Österreichs Bundeskanzler Werner Faymann ist in Europa. Er spricht in Straßburg vor dem Europarat. Er spricht Menschenrechtsverletzungen an, er spricht die Diskriminierung von Homosexuellen an, er erklärt, warum ein Boykott der Olympischen Spiele aus seiner Sicht nicht das geeignete Mittel ist, die Anliegen von Menschenrechtsaktivisten zu unterstützen. Das ist an sich lobenswert. Faymann tut dies allerdings, ohne Russland überhaupt direkt anzusprechen, und er nimmt das Wort Sotschi gar nicht erst in den Mund. Das ist schon sehr diplomatisch. Das ist nicht mutig. Das ist - europäisch?

Die Dinge nicht beim Namen nennen, dem anderen ja nicht auf die Zehen steigen, keinen Fauxpas riskieren, sich mit niemandem anlegen, um den heißen Brei herumreden - das macht Politik so abgehoben und nicht nachvollziehbar, das macht Politik öde, langweilig und unsympathisch. Auf europäischer Ebene ist das besonders ausgeprägt, dort wird in Codes kommuniziert, und kaum ein europäischer Abgeordneter tut sich die Mühe an, komplexe Sachverhalte zu Hause so darzulegen, dass die Bürger auch verstehen können, worum es geht.

Die EU ist nach wie vor ganz weit weg. Auch für die heimischen Politiker. Sie scheinen sich damit abgefunden zu haben, dass Europa als Thema ganz einfach uninteressant ist. Die SPÖ versucht das zu überbrücken, indem sie einen pensionierten Fernsehmoderator mit all seiner Selbstgefälligkeit ins Rennen um die Stimmen schickt.
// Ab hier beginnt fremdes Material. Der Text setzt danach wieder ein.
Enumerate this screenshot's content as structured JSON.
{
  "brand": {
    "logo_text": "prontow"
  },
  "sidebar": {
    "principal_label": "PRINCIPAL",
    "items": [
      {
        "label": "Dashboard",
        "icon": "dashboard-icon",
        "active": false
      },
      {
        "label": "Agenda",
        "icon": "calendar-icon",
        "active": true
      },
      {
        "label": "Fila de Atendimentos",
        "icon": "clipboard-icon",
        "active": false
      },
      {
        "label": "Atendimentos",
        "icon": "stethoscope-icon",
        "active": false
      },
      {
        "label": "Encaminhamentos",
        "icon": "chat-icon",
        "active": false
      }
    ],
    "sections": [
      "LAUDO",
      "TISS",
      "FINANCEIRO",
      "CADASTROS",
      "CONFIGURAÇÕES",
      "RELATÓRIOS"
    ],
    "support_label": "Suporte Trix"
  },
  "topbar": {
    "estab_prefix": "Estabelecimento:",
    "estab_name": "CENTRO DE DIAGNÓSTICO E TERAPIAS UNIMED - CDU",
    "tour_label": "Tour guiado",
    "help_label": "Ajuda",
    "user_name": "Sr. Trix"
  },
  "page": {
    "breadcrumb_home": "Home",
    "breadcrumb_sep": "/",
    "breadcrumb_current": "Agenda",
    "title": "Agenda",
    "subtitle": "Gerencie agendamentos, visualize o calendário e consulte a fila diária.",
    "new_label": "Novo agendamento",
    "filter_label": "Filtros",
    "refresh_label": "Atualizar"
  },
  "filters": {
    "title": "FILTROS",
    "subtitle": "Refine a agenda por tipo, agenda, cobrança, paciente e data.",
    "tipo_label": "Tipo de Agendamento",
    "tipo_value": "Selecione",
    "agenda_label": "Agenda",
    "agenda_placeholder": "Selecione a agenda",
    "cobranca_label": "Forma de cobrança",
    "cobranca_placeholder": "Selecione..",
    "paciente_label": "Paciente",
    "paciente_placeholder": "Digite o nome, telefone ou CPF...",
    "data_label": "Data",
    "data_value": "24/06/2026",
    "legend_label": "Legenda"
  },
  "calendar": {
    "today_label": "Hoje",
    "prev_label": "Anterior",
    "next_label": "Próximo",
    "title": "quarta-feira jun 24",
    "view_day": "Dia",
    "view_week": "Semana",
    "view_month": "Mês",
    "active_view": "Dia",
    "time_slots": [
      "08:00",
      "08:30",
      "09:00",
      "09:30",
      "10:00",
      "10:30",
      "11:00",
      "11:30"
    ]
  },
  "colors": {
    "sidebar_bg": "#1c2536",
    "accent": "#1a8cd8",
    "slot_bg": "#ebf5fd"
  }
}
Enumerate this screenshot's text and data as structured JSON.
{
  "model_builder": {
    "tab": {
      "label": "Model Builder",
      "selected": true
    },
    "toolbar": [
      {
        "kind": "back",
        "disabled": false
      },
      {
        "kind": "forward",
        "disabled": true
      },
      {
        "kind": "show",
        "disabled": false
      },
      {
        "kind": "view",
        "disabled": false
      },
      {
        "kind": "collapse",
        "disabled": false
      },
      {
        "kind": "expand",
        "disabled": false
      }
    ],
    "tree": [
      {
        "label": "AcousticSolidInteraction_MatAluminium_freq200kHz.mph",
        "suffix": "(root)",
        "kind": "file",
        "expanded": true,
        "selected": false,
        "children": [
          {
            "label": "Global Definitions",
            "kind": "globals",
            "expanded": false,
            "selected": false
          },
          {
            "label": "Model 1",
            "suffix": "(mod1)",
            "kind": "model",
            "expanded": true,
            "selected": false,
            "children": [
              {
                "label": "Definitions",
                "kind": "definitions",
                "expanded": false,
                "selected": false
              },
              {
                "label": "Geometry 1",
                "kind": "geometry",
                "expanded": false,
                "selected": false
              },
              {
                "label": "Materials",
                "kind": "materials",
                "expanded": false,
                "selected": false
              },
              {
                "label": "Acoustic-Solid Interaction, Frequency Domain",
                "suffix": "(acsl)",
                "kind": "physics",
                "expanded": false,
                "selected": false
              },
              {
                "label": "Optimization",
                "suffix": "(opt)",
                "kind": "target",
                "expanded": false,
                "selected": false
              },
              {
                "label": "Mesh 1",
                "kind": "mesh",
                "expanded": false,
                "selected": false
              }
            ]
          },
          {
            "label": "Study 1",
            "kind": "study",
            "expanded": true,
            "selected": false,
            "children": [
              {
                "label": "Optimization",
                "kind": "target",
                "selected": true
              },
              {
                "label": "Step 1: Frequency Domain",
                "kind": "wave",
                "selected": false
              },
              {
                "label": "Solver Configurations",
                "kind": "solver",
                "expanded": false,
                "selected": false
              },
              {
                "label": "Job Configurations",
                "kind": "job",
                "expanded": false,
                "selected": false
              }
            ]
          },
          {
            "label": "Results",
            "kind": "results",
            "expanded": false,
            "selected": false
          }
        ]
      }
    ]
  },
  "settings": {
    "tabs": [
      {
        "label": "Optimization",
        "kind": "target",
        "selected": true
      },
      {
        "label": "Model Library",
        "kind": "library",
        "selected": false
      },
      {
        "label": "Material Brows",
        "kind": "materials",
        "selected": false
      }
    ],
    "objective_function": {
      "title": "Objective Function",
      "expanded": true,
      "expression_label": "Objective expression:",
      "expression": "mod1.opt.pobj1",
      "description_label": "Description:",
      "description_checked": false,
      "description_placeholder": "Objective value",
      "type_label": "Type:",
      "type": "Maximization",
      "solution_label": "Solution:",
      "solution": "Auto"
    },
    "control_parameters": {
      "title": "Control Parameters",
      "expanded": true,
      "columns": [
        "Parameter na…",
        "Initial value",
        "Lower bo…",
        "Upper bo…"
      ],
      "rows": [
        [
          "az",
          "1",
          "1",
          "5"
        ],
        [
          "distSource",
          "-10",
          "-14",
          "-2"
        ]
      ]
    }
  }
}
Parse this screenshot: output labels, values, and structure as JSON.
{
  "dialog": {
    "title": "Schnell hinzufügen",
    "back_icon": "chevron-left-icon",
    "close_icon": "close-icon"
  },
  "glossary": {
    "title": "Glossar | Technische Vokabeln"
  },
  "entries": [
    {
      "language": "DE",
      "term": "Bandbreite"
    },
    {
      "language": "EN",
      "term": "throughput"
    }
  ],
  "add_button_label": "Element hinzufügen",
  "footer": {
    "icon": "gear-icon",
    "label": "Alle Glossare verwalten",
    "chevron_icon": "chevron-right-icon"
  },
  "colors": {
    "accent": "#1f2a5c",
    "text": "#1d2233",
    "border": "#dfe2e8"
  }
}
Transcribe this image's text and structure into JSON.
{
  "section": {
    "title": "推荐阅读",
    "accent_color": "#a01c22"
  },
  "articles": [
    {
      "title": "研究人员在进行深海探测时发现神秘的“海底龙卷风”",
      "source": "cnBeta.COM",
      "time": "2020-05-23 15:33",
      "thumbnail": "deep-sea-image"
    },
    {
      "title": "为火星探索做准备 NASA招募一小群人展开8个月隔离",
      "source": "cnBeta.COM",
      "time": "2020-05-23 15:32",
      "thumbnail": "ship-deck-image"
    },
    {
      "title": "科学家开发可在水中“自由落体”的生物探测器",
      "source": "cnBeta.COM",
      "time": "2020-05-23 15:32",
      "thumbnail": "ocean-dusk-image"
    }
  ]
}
Die ÖVP leidet schwer an ihrem Spitzenkandidaten, der zwar für Inhalte steht wie kaum ein Zweiter, in der Öffentlichkeit aber so gut wie unverkäuflich ist. Und weit und breit ist niemand, der versucht, auch Jugendliche anzusprechen und das Thema Europa für sie zu übersetzen. Das Wählervertreibungsprogramm wird beharrlich fortgesetzt, die ohnehin tief gelegte Hürde einer Wahlbeteiligung von zuletzt nur noch 46 Prozent könnte erneut unterschritten werden.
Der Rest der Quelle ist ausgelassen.